Survey of TLSBRv2 §7.1.2.7.6 extension criticality non-compliance

802 views
Skip to first unread message

Rob Stradling

unread,
Apr 8, 2024, 12:45:30 PMApr 8
to CCADB Public
In recent weeks, a number of CAs have filed incident reports relating to mistakes made when setting critical flags in Subscriber certificate extensions since the TLSBRv2 profiles came into force.  We thought it would be worth performing a comprehensive survey ourselves in order to discover if any similar incidents at other CAs had not yet been detected.

I've run [1] against the primary crt.sh DB, which caused it to trawl through the crt.sh ID space starting around the time TLSBRv2 went into force to identify any Subscriber certificate containing any common extension with its critical flag set incorrectly per §7.1.2.7.6.  I've posted a report of the results at [2], which was generated using [3].

Seven further incidents were identified.  I sent Certificate Problem Reports to the two CAs whose affected PKI hierarchies are trusted by root programs whose representatives are active in monitoring Bugzilla.  Both of those CAs responded promptly and filed incident reports: [4] and [5].

Having gathered this data, today I've used it to cross-check the lists of affected certificates that CAs have provided with their incident reports.  I was surprised to find two bugs ([6] and [7]) without any attached list of affected certificates.  I also observed some patterns of "omissions" in the disclosed lists of affected certificates, for which I would like to call upon the root program owners to clarify their expectations; noting that the CCADB incident reporting requirements [8] say that each incident report's "Appendix must include a listing of the complete certificate details of all affected certificates":
  1. Is a CA's incident report expected to disclose the affected certificates that have already expired prior to the CA's response to the incident?
  2. Is a CA's incident report expected to disclose the affected certificates that have already been revoked prior to the CA's response to the incident?
  3. Is a CA's incident report expected to disclose both an affected precertificate and its corresponding certificate?  Or just one of the pair?



--
Rob Stradling
Senior Research & Development Scientist
Sectigo Limited

Chris Clements

unread,
Apr 11, 2024, 1:03:17 PMApr 11
to Rob Stradling, CCADB Public

Hi Rob,


Thank you for the comprehensive survey and for clearly communicating your findings. 


In response to your questions, and from the perspective of the Chrome Root Program:


1. Is a CA's incident report expected to disclose the affected certificates that have already expired prior to the CA's response to the incident?


We see disclosing the full set of affected certificates, regardless of whether they have expired or have been revoked, as presenting the community with the most complete perspective of an incident’s impact.

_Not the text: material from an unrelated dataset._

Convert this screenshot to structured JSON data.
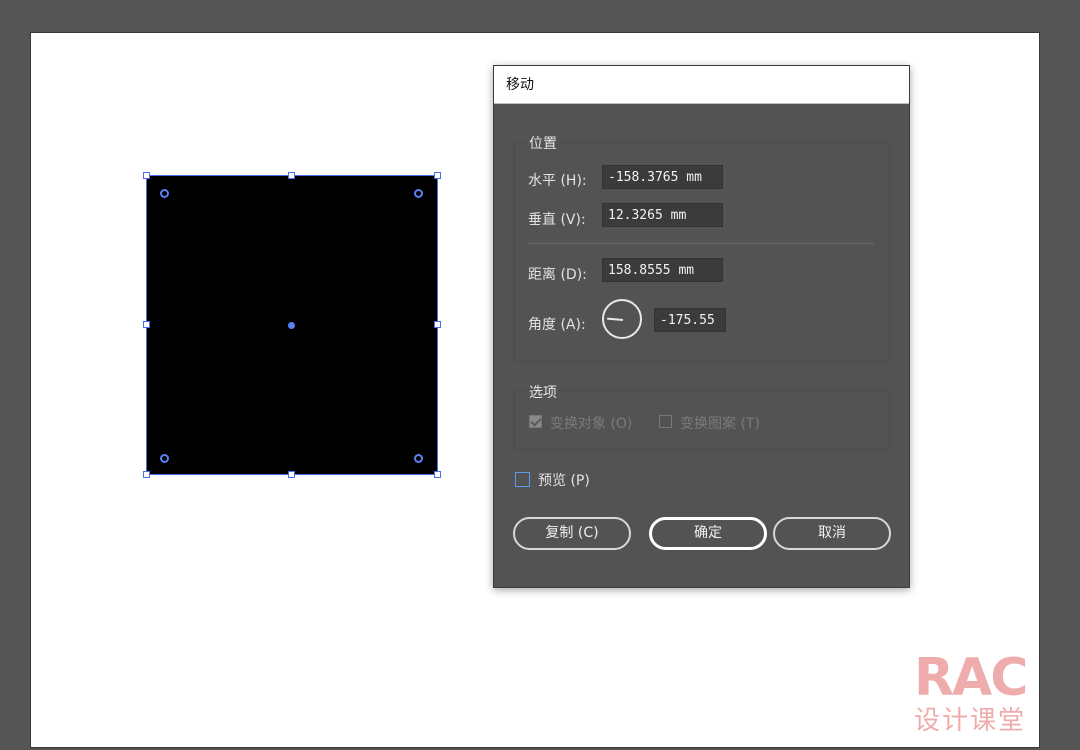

This is our preferred approach.


2. Is a CA's incident report expected to disclose the affected certificates that have already been revoked prior to the CA's response to the incident?


Yes, similar to the previous question, our preference is to collect the most complete perspective possible. 


3. Is a CA's incident report expected to disclose both an affected precertificate and its corresponding certificate?  Or just one of the pair?


You raise an opportunity for improvement. Historically, a list of precertificates was considered acceptable. However, having both precertificates and final certificates provides a more comprehensive perspective, which we consider favorable. 


We appreciate other thoughts and perspectives.


Additionally, we’ll plan to sync on these opinions with the other members of the CCADB Steering Committee, which could ultimately lead to an update of https://www.ccadb.org/cas/incident-report


Thanks again!

-Chris



--
You received this message because you are subscribed to the Google Groups "CCADB Public" group.
To unsubscribe from this group and stop receiving emails from it, send an email to public+un...@ccadb.org.
To view this discussion on the web visit https://groups.google.com/a/ccadb.org/d/msgid/public/MW4PR17MB47290848C0FE089BD12FA77AAA002%40MW4PR17MB4729.namprd17.prod.outlook.com.

Aaron Gable

unread,
Apr 11, 2024, 1:33:43 PMApr 11
to Chris Clements, Rob Stradling, CCADB Public
In general, I agree that producing the most complete set of data possible is the most desirable course of action. However, I wonder how this desire interacts with the full scale of the WebPKI.

Two years ago, Let's Encrypt had an incident which affected 100% of our validations conducted via the TLS-ALPN-01 method. The end result was 10 zstd-compressed files, 10 megabytes each (due to Bugzilla's attachment size limits), together containing 2.7 million crt.sh URIs. Those files represented only one version of each certificate: usually the final certificate, but sometimes the precertificate for those issuances where production of the final certificate failed. The files also represented only the certificates which were unexpired at the time that the incident was discovered, only 18% of the total incident period.

If the list of affected certificates had included both the pre- and final certificates, and had covered the full incident period, it would have been a full gigabyte of compressed URLs. (10 MB per file x 10 files x 2 for both kinds of certs x 5 to go from 18% to 100% of incident period.) And this incident affected only a small fraction of Let's Encrypt's total issuance volume -- if the issue had been with our HTTP-01 method over the same incident period, the resulting list of URLs would have been nearly 20 gigabytes. Would this larger set of certificate data actually have been useful to the community, given that they were already untrusted?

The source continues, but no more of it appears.